I found that hospitalization involved a lot of therapy...an almost continual amount. While I appreciated the support and acceptance that I found among those in my group, I found that the content of the sessions to be no different from those that I had in my books at home. There were some sessions that were incredibly helpful...and other sessions that I got nothing from at all. I became very emphatic to those with many forms of mental illness, but I did not feel my own condition improving.
My hospitalization confused the dynamics of those around me. My husband desperately wanted to be supportive, but he was very confused how to go about this. I think that deep down, he hoped that being hospitalized would "cure" me....that somehow the right words and / or medication would bring his wife back to the status quo of being "normal". In addition, he took on the role of my "protector"...telling me what he thought that I could and could not do. This brought about feelings of indignation and resentment. How could I be "cured" but still have the need for someone to tell me what to do? With the exception of switching one antipsychotic for another, I left the hospital pretty much in the same condition that I had been admitted.

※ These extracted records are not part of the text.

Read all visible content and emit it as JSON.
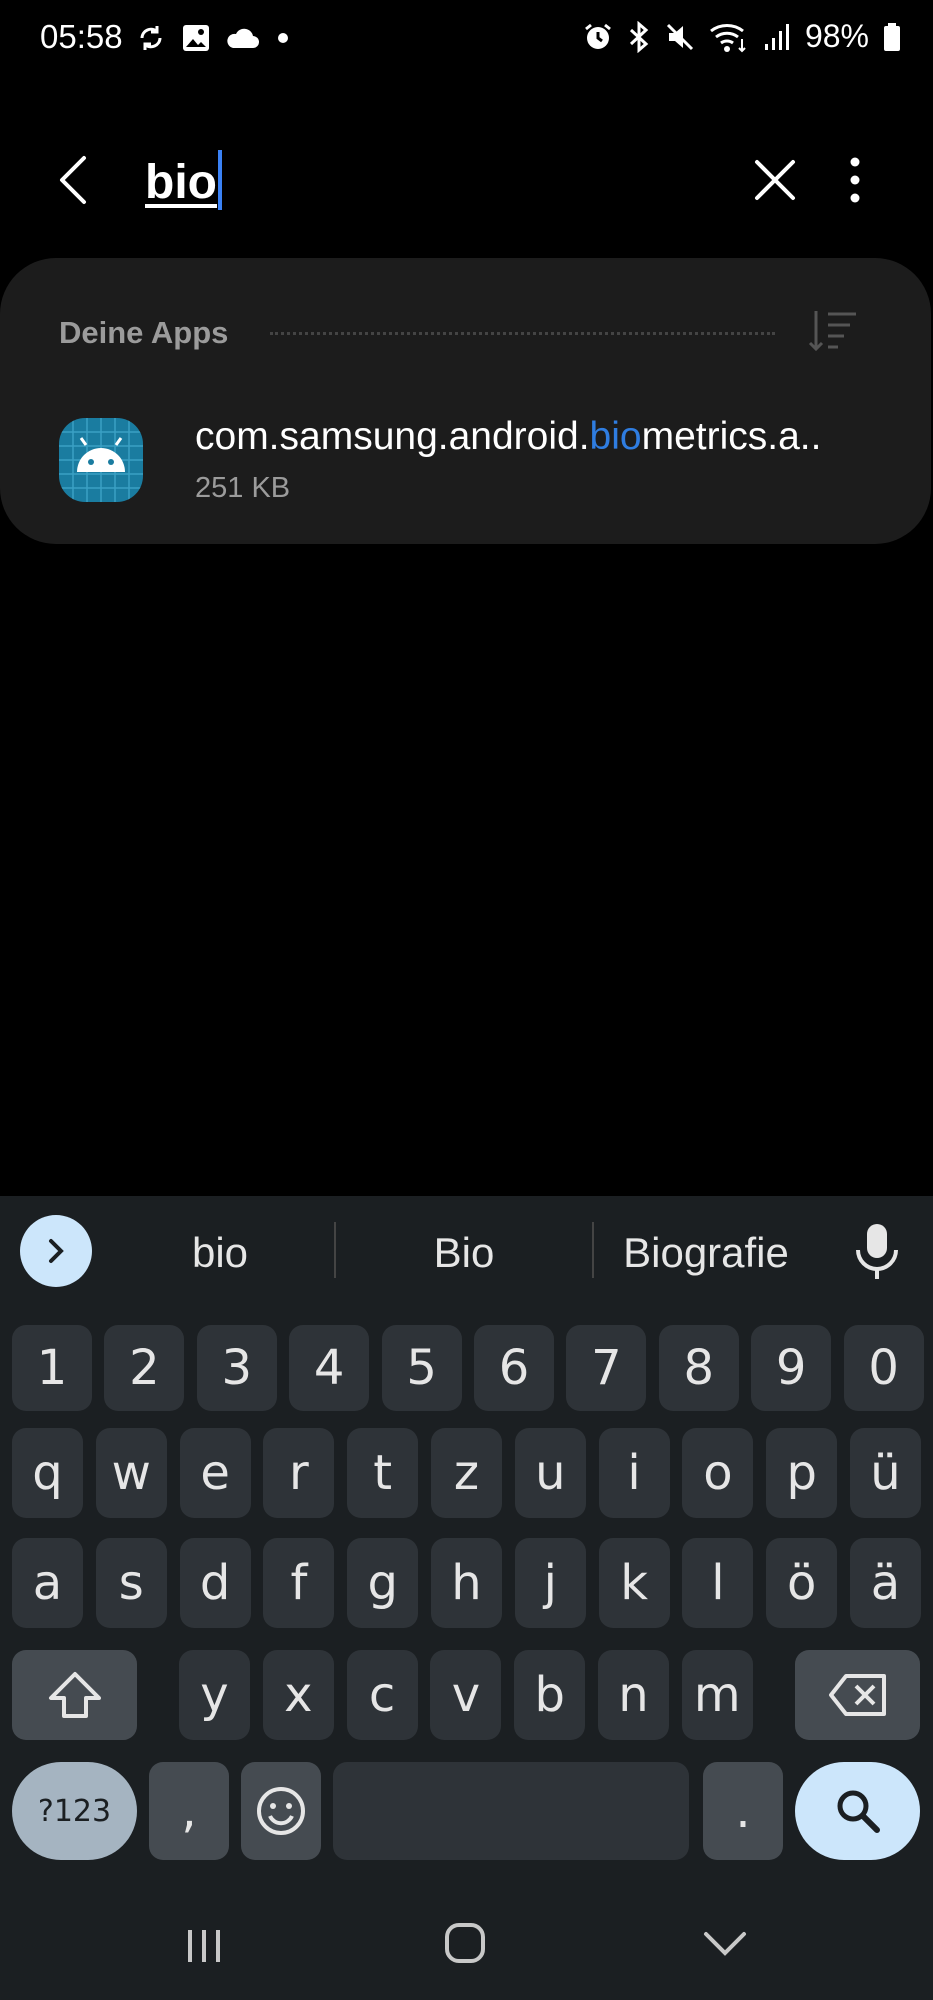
{
  "status_bar": {
    "time": "05:58",
    "left_icons": [
      "sync-icon",
      "image-icon",
      "cloud-icon",
      "dot-icon"
    ],
    "right_icons": [
      "alarm-icon",
      "bluetooth-icon",
      "mute-icon",
      "wifi-icon",
      "signal-icon"
    ],
    "battery": "98%"
  },
  "search": {
    "query": "bio"
  },
  "results": {
    "section_title": "Deine Apps",
    "items": [
      {
        "name_prefix": "com.samsung.android.",
        "name_match": "bio",
        "name_suffix": "metrics.a..",
        "size": "251 KB",
        "icon": "android-icon"
      }
    ]
  },
  "keyboard": {
    "suggestions": [
      "bio",
      "Bio",
      "Biografie"
    ],
    "rows": [
      [
        "1",
        "2",
        "3",
        "4",
        "5",
        "6",
        "7",
        "8",
        "9",
        "0"
      ],
      [
        "q",
        "w",
        "e",
        "r",
        "t",
        "z",
        "u",
        "i",
        "o",
        "p",
        "ü"
      ],
      [
        "a",
        "s",
        "d",
        "f",
        "g",
        "h",
        "j",
        "k",
        "l",
        "ö",
        "ä"
      ],
      [
        "y",
        "x",
        "c",
        "v",
        "b",
        "n",
        "m"
      ]
    ],
    "symbols_label": "?123",
    "comma_label": ",",
    "period_label": "."
  },
  "colors": {
    "accent": "#2f7de1",
    "card_bg": "#1c1c1c",
    "keyboard_bg": "#1b1f22",
    "search_key_bg": "#cce6fb"
  }
}
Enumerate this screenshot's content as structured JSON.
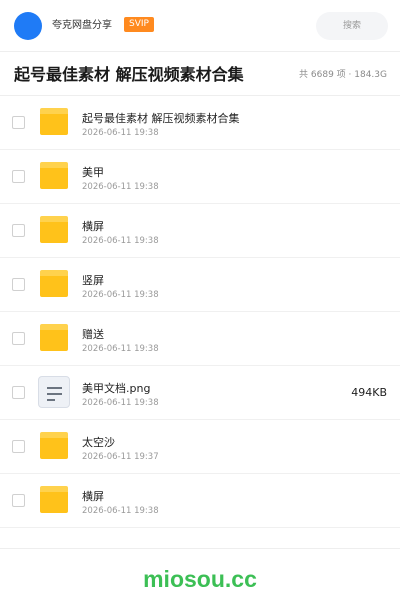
{
  "header": {
    "user_name": "夸克网盘分享",
    "badge": "SVIP",
    "search_label": "搜索"
  },
  "folder": {
    "title": "起号最佳素材 解压视频素材合集",
    "stats": "共 6689 项 · 184.3G"
  },
  "items": [
    {
      "name": "起号最佳素材 解压视频素材合集",
      "date": "2026-06-11 19:38",
      "type": "folder",
      "size": ""
    },
    {
      "name": "美甲",
      "date": "2026-06-11 19:38",
      "type": "folder",
      "size": ""
    },
    {
      "name": "横屏",
      "date": "2026-06-11 19:38",
      "type": "folder",
      "size": ""
    },
    {
      "name": "竖屏",
      "date": "2026-06-11 19:38",
      "type": "folder",
      "size": ""
    },
    {
      "name": "赠送",
      "date": "2026-06-11 19:38",
      "type": "folder",
      "size": ""
    },
    {
      "name": "美甲文档.png",
      "date": "2026-06-11 19:38",
      "type": "file",
      "size": "494KB"
    },
    {
      "name": "太空沙",
      "date": "2026-06-11 19:37",
      "type": "folder",
      "size": ""
    },
    {
      "name": "横屏",
      "date": "2026-06-11 19:38",
      "type": "folder",
      "size": ""
    }
  ],
  "footer": {
    "watermark": "miosou.cc"
  },
  "colors": {
    "accent": "#1f7bf6",
    "badge": "#ff8a1f",
    "folder": "#ffc21a",
    "watermark": "#3cbf55"
  }
}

It has been 5 months since I was hospitalized. I have switched Doctors and have tried a few new medications. I am now on Effexor, Neurontin and Trazedone. I still cruise through the depths of depression. I now truly believe that this illness is biochemical in nature. I have tried desperately to look for triggers, but I cannot identify any. I liken it to being chained to the bottom of a swimming pool...looking up at the sun through the distortion of the water....knowing that you are down at the bottom, but you simply cannot remember sinking down there in the first place. "Thoughts" still come to me, just not in the bone-chilling clarity of before. And, I have become familiar with the specter of guilt...guilt that I should be a better wife...a better mother...guilt that I should be able to handle it all with a smile on my face; the contentment of th e stereotypical suburban Mom. Intellectually, I know that this can't be the case. Nature and nurture selected me to have depression, and I will never be the "Stepford Wife" that I envision. In reality, I need to let go of this fantasy and accept that I need medical intervention for severe clinical depression. My husband is learning to watch for signs that I am overloading (in my case, shaking, uncontrollable rocking and a despondent attitude). I am learning to accept that it is OK for me to request time alone in order to regroup my emotions. I am also learning to set and enforce boundaries...and it is healthy to do so.
So yes, I am still battling depression...some days worse than others. I am accepting that this may be a long journey...in my case, the depression that I have may be a life-long battle. I am enduring talk of continued therapy...continued medications...even ECT (electro-conductive therapy aka "shock therapy"). Everything I do is in the name of hope. I hope that one day I can laugh spontaneously. I hope to feel and enjoy the shining sun without looking in the horizon for a chance of rain. And I hope to offer hope to other women that may be like me.
Well, that is my story. Somewhere between a Reader's Digest version and a novel! I hope that this provided some insight to what it is like to go through a pregnancy while depressed. The diagnosis is PPD is still up for debate, but the actual depression was (and is) very real.
Thanks for sticking with this tale for this long!